Rachel holds the little girl and finds herself transported to a moment so clear it is as if she is in it again. Rachel is a child of five, standing in a playgound, trying to calm her three year-old sister, saying over and over, “She’ll come back, she will, please don’t cry.”
From that point Rachel becomes consumed with the need to confront her past, to remember the time when her father died. Her mother, Judith, a psychologist, insists that Rachel was devastated by her father’s death and that it would be damaging for her to resurrect the experience.
Rachel doesn’t understand why there is only one picture of her father, located in her mother’s bedroom. Her sister, Michelle, studying for her doctorate in psychology, agrees with Judith; things in the past belong in the past. But Rachel believes that her mother and her sister are working together to keep things from her. Rachel knows well that she does not have the bond with her mother that Michelle does and she starts to question her place in their family of three.

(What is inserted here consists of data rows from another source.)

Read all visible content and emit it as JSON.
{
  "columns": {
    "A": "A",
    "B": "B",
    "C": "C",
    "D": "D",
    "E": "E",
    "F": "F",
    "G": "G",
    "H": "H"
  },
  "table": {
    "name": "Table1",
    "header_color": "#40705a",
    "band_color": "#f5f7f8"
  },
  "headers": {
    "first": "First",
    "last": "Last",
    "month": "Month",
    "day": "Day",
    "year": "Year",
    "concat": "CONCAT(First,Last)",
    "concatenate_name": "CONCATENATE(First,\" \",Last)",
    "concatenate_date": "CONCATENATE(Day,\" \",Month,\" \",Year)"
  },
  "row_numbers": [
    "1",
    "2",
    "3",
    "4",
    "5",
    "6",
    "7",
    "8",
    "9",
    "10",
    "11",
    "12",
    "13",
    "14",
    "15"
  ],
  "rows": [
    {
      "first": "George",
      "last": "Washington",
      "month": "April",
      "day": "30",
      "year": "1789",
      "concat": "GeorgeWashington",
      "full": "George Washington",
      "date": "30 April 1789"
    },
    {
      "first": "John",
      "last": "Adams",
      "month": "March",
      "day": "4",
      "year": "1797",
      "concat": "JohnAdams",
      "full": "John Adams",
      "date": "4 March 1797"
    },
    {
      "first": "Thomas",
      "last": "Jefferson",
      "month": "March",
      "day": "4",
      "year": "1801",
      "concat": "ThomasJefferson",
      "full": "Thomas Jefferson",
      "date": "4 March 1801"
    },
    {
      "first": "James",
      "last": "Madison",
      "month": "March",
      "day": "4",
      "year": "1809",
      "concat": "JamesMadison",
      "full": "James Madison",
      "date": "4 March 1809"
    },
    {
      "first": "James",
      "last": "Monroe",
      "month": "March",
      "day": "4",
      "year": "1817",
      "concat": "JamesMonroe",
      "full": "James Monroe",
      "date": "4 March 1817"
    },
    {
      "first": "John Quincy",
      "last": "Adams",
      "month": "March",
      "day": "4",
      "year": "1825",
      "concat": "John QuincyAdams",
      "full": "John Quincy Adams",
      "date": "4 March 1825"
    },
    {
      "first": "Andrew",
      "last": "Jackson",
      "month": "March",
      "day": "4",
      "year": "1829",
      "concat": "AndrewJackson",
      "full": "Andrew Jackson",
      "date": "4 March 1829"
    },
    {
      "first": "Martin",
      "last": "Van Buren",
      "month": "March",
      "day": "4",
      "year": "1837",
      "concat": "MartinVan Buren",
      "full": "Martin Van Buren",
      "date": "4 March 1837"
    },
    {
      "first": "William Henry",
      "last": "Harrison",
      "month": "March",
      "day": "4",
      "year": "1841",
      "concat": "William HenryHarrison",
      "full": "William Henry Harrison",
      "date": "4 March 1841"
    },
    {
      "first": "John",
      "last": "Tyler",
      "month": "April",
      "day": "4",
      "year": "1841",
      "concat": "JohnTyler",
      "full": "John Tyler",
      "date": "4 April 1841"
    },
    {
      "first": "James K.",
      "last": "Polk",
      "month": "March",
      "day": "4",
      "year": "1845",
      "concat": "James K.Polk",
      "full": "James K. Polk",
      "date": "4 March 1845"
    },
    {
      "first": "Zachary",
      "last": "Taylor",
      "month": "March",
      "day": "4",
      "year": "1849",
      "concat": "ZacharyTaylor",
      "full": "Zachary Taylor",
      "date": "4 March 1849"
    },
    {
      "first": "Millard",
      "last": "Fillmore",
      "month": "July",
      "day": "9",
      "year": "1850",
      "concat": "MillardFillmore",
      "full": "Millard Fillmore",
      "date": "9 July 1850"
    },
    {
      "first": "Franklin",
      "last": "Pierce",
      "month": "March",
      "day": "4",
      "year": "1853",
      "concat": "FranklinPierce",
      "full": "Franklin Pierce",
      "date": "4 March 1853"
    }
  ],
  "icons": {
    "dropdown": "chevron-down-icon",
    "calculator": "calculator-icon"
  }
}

The family rift becomes more obvious when Rachel enters a relationship with her boss and co-worker, Luke Campbell. Judith hates Luke from the moment they meet and Rachel is torn between her mother and this man she is learning to trust.
HEAT OF THE MOON is a psychological thriller and a lengthy review carries the danger of revealing too much. I read the first page and didn’t put the book down until I had finished the last page. I look forward to reading the next two books in the series.
I would not have discovered Sandra Parshall if Leighton Gage had not told me about DorothyL.